Since the difference under transposition is divisible by b-1, this follows by the fact that the symmetric group is generated by transpositions. In fact, it’s even generated by adjacent transpositions.
Or, alternatively, by the fact that b[sup]n[/sup]-b[sup]m[/sup] is always divisible by b-1 for any two distinct positive integers n and m, n>m:
b[sup]n[/sup]-b[sup]m[/sup] = (b-1) (b[sup]m[/sup]) (b[sup]n-m-1[/sup] + b[sup]n-m-2[/sup]+…+b+1)
So 10000-10, 1000000-10000, 1000-100, what-have-you are all divisible by 9.
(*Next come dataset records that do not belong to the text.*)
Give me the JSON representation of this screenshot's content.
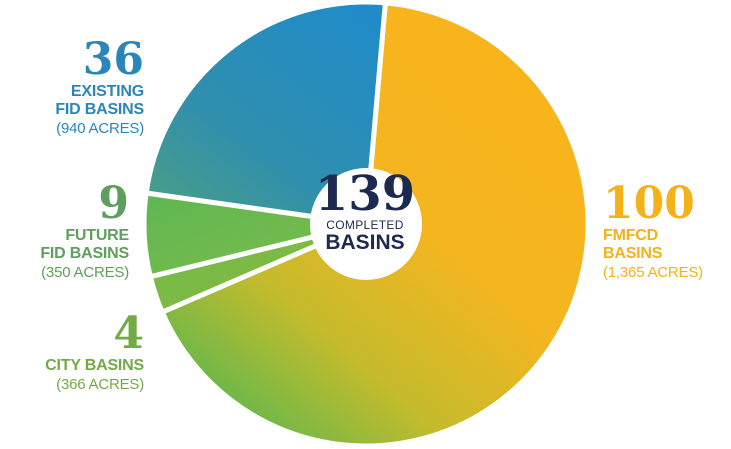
{
  "colors": {
    "existing": "#2a8cc1",
    "future": "#6bba4f",
    "city": "#7cba46",
    "fmfcd": "#f7b71d",
    "center": "#1d2a4f",
    "existing_text": "#2a86b8",
    "future_text": "#5f9e5c",
    "city_text": "#72ab45",
    "fmfcd_text": "#f4b21a"
  },
  "center": {
    "total": "139",
    "line1": "COMPLETED",
    "line2": "BASINS"
  },
  "labels": {
    "existing": {
      "num": "36",
      "line1": "EXISTING",
      "line2": "FID BASINS",
      "acres": "(940 ACRES)"
    },
    "future": {
      "num": "9",
      "line1": "FUTURE",
      "line2": "FID BASINS",
      "acres": "(350 ACRES)"
    },
    "city": {
      "num": "4",
      "line1": "CITY BASINS",
      "acres": "(366 ACRES)"
    },
    "fmfcd": {
      "num": "100",
      "line1": "FMFCD",
      "line2": "BASINS",
      "acres": "(1,365 ACRES)"
    }
  },
  "chart_data": {
    "type": "pie",
    "categories": [
      "FMFCD Basins",
      "Existing FID Basins",
      "Future FID Basins",
      "City Basins"
    ],
    "values": [
      100,
      36,
      9,
      4
    ],
    "acres": [
      1365,
      940,
      350,
      366
    ],
    "hole_label": "139 COMPLETED BASINS"
  }
}
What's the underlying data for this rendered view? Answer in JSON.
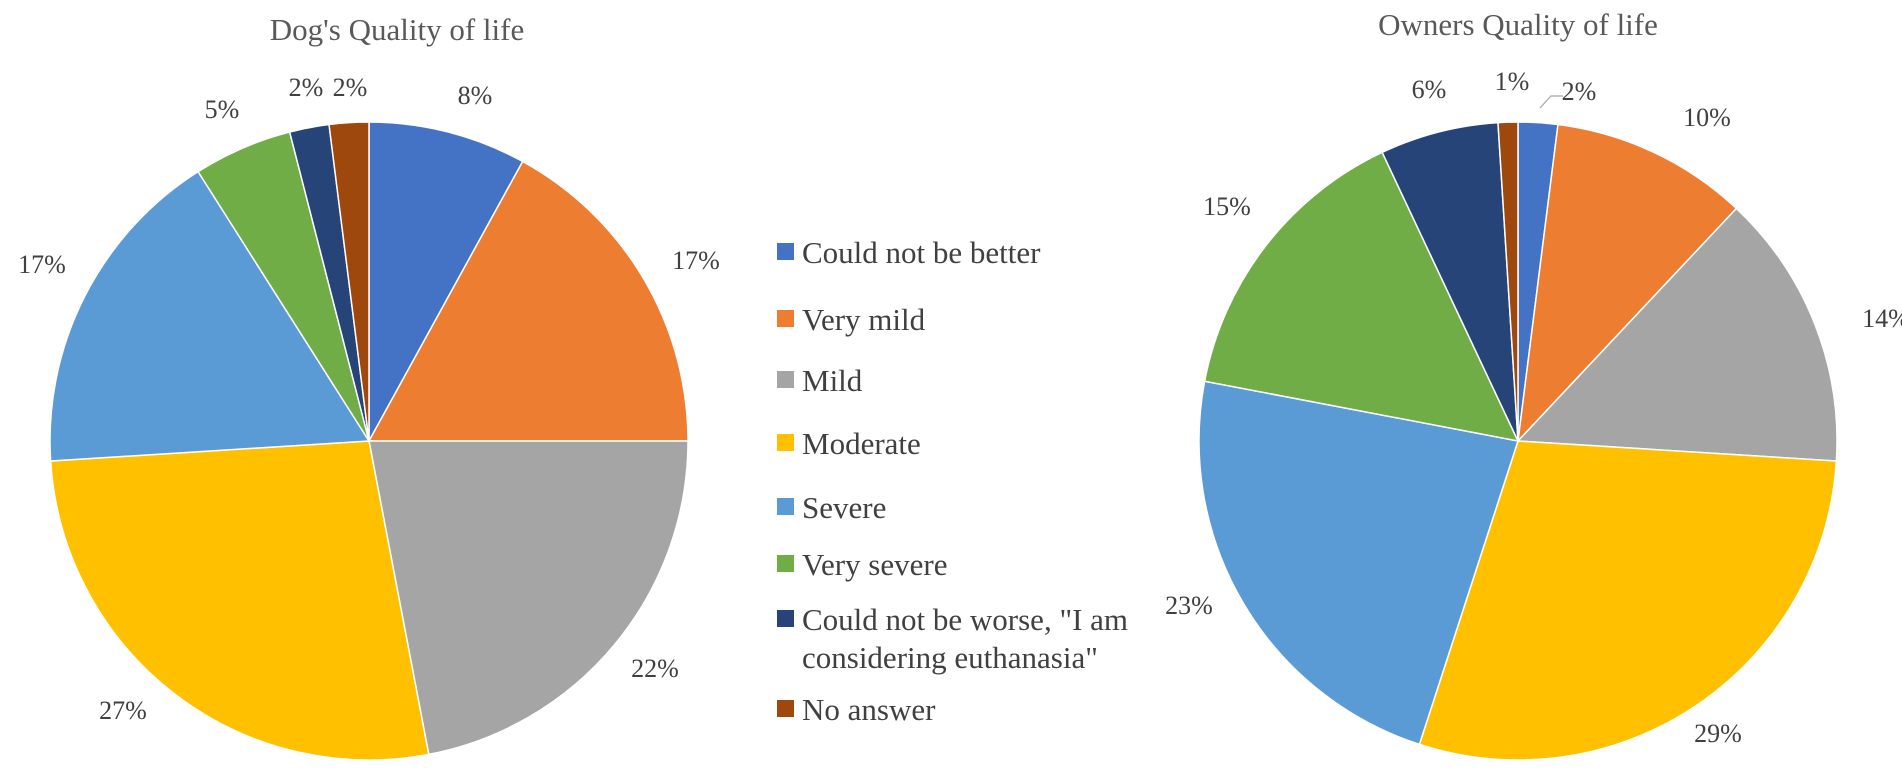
{
  "legend": {
    "items": [
      {
        "label": "Could not be better",
        "color": "#4472C4"
      },
      {
        "label": "Very mild",
        "color": "#ED7D31"
      },
      {
        "label": "Mild",
        "color": "#A5A5A5"
      },
      {
        "label": "Moderate",
        "color": "#FFC000"
      },
      {
        "label": "Severe",
        "color": "#5B9BD5"
      },
      {
        "label": "Very severe",
        "color": "#70AD47"
      },
      {
        "label": "Could not be worse, \"I am considering euthanasia\"",
        "lines": [
          "Could not be worse, \"I am",
          "considering euthanasia\""
        ],
        "color": "#264478"
      },
      {
        "label": "No answer",
        "color": "#9E480E"
      }
    ]
  },
  "chart_data": [
    {
      "type": "pie",
      "title": "Dog's Quality of life",
      "categories": [
        "Could not be better",
        "Very mild",
        "Mild",
        "Moderate",
        "Severe",
        "Very severe",
        "Could not be worse, \"I am considering euthanasia\"",
        "No answer"
      ],
      "values": [
        8,
        17,
        22,
        27,
        17,
        5,
        2,
        2
      ],
      "labels": [
        "8%",
        "17%",
        "22%",
        "27%",
        "17%",
        "5%",
        "2%",
        "2%"
      ],
      "colors": [
        "#4472C4",
        "#ED7D31",
        "#A5A5A5",
        "#FFC000",
        "#5B9BD5",
        "#70AD47",
        "#264478",
        "#9E480E"
      ],
      "start_angle": "12 o'clock",
      "direction": "clockwise"
    },
    {
      "type": "pie",
      "title": "Owners Quality of life",
      "categories": [
        "Could not be better",
        "Very mild",
        "Mild",
        "Moderate",
        "Severe",
        "Very severe",
        "Could not be worse, \"I am considering euthanasia\"",
        "No answer"
      ],
      "values": [
        2,
        10,
        14,
        29,
        23,
        15,
        6,
        1
      ],
      "labels": [
        "2%",
        "10%",
        "14%",
        "29%",
        "23%",
        "15%",
        "6%",
        "1%"
      ],
      "colors": [
        "#4472C4",
        "#ED7D31",
        "#A5A5A5",
        "#FFC000",
        "#5B9BD5",
        "#70AD47",
        "#264478",
        "#9E480E"
      ],
      "start_angle": "12 o'clock",
      "direction": "clockwise"
    }
  ]
}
Yes, that’s what I said in my earlier post. To get to what erislover said, you need the fact that these transpositions generate the group of all permutations.
[looks closer]
[smacks self on forehead]
You’re absolutely right. Carry on.
So for any base n other than 10, the same kind of interesting math occurs for multiples of n-1?
Divisors, not multiples.
Yeah, AHunter3, that’s right. For example, 1,000,000 (base 10) in base 8 is 3641100.
Add up the digits: 3+6+4+1+1=17 (base 8).
Add these digits: 1+7=10 (base 8).
And again: 1+0=1.
And so we know the remainder when 1,000,000 (base 10) is divided by 7 (=8-1) is 1.
I just saw ultrafilter’s post on preview, so to be clear: In base n, if you add up the digits of any multiple of (any divisor of) n-1, the result will also be a multiple of (any divisor of) n-1. If the number is not a multiple of (any divisor of) n-1, the sum of its digits will still have the same remainder when divided by a divisor of n-1 as the original number, as my example shows.
John Lennon found the “Number nine, number nine” bit from the EMI tape vaults. It came from an old examination tape. The speaker said the number of each question before reading out the question. Lennon looped the bit where he said “Number nine.” It was said that Lennon had some fascination with the number nine. He went on to sing “#9 Dream.”
In Tantric lore, the number nine is associated with the Goddess, Shakti Devi.